Benthic habitats in shallow oxbow lakes may serve as permanent nitrogen (N) sinks by facilitating denitrification. Oxbow sediments may also accumulate nutrients through uptake, deposition and heterotrophic N₂ fixation, and ultimately provide a significant internal source of N and phosphorus (P) through sediment release to the water column. To better understand nutrient source-sink dynamics in oxbow lakes, we explored seasonal and habitat specific patterns in sediment dissolved dinitrogen gas (N₂-N) and nutrient flux within an oxbow in the Mississippi Alluvial Plain. Time series models indicate a higher probability of positive N₂-N fluxes in fall through spring, significant negative summer fluxes, and clear differences among habitats with net annual N₂-N fluxes, ranging from − 2.34 g m⁻² Y⁻¹ in open water habitat to 0.26 g m⁻² Y⁻¹ in shoreline areas. Integrated lake-wide N₂-N sediment flux estimates were negative indicating the significant role of net N₂ fixation. More complex models explained similar amounts of variation (Adj. R² = 0.57 vs. 0.45) and indicated that benthic N₂-N fluxes were associated with changes in temperature, dissolved inorganic N, sediment oxygen demand, and sediment carbon:N ratios. Ammonium and P flux from sediments were substantial across all habitats and internal N regeneration far outpaced removal from the system by sediment N₂-N flux. Results indicate that nutrient release from sediments generate internal nutrient loads proportional to external loading from the watershed. Our results highlight the significant potential for internal nutrient loading and benthic N₂ fixation within sediments to regulate biogeochemical processes within understudied oxbow lake ecosystems.
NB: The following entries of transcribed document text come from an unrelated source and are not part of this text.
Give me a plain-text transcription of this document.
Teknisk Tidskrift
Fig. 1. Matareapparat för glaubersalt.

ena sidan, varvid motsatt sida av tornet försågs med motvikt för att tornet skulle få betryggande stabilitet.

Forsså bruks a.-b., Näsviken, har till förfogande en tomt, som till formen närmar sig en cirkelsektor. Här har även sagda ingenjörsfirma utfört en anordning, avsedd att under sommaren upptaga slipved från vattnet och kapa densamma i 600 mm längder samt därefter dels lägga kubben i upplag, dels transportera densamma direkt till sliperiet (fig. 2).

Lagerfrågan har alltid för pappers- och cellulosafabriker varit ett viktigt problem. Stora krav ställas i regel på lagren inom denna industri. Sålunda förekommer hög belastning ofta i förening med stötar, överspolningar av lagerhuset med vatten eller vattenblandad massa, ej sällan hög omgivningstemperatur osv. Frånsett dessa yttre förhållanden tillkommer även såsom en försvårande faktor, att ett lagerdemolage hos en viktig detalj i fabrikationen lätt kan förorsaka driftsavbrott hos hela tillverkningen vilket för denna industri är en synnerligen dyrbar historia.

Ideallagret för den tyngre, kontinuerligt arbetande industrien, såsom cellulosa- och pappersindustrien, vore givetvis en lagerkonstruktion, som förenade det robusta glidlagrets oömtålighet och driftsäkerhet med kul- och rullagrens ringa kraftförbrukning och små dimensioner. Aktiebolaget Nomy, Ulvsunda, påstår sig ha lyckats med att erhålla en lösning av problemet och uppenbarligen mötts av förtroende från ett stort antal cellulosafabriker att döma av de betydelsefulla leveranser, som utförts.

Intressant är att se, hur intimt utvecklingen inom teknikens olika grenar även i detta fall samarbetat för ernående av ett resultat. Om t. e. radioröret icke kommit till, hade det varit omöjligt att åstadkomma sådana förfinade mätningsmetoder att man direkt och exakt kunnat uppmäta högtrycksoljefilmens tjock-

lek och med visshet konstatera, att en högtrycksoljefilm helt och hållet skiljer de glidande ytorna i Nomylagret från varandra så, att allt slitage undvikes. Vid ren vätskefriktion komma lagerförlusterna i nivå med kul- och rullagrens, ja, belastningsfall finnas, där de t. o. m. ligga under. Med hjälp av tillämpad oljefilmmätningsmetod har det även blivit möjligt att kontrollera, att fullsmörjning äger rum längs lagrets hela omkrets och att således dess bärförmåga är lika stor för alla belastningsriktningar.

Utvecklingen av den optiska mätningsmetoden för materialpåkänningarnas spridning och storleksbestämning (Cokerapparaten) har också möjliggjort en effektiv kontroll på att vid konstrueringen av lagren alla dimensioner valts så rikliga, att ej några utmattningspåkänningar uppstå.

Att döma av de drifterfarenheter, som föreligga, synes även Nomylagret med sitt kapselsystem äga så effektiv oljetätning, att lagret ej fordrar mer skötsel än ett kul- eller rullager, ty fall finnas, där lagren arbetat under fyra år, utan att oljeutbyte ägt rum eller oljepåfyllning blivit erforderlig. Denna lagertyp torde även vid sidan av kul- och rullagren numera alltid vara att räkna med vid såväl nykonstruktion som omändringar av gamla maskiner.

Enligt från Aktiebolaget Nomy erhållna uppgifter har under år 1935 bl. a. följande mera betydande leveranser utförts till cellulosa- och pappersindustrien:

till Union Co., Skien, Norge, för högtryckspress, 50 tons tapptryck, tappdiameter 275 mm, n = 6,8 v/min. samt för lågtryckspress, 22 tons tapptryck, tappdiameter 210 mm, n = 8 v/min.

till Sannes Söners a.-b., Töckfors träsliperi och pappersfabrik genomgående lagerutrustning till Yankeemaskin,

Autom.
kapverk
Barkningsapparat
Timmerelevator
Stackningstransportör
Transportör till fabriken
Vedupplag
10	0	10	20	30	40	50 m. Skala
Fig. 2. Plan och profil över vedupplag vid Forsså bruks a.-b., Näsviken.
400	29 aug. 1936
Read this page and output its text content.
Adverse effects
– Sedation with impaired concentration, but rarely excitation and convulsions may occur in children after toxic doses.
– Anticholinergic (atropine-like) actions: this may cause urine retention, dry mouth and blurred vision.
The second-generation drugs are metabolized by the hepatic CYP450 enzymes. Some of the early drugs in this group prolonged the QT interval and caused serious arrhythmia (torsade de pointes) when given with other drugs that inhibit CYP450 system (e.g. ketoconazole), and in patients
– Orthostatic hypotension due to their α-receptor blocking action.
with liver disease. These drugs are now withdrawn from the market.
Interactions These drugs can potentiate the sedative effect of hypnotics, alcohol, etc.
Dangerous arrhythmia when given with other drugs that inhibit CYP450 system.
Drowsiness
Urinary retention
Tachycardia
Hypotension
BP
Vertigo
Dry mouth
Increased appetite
浅水牛轭湖中的底栖栖息地可以通过促进反硝化作用作为永久性氮 (N) 汇。Oxbow 沉积物还可能通过吸收、沉积和异养 N ₂固定来积累养分，并最终通过沉积物释放到水柱中提供重要的 N 和磷 (P) 内部来源。为了更好地了解牛轭湖中的营养源-汇动态，我们探索了密西西比冲积平原牛轭内沉积物溶解的氮气 (N _{2 -N) 和营养通量的季节性和栖息地特定模式。时间序列模型表明，秋季到春季 N 2} -N正通量的概率较高，夏季负通量显着，以及具有年净 N 的栖息地之间的明显差异₂ -N 通量，范围从开阔水域栖息地的 - 2.34 g m ^-2 Y ^{-1到海岸线地区的 0.26 g m -2} Y ^-1。综合湖泊范围内的 N ₂ -N 沉积物通量估计为负值，表明净 N ₂固定的重要作用。更复杂的模型解释了相似的变化量（Adj. R ²  = 0.57 vs. 0.45）并表明底栖 N ₂-N 通量与温度、溶解的无机 N、沉积物需氧量和沉积物碳：N 比率的变化有关。来自沉积物的铵和磷通量在所有生境中都很大，内部 N 再生远远超过了沉积物 N ₂ -N 通量从系统中去除的速度。结果表明，沉积物中的养分释放产生的内部养分负荷与流域的外部负荷成正比。_{我们的研究结果强调了沉积物中内部养分负载和底栖 N 2}固定在调节未充分研究的牛轭湖生态系统中的生物地球化学过程方面的巨大潜力。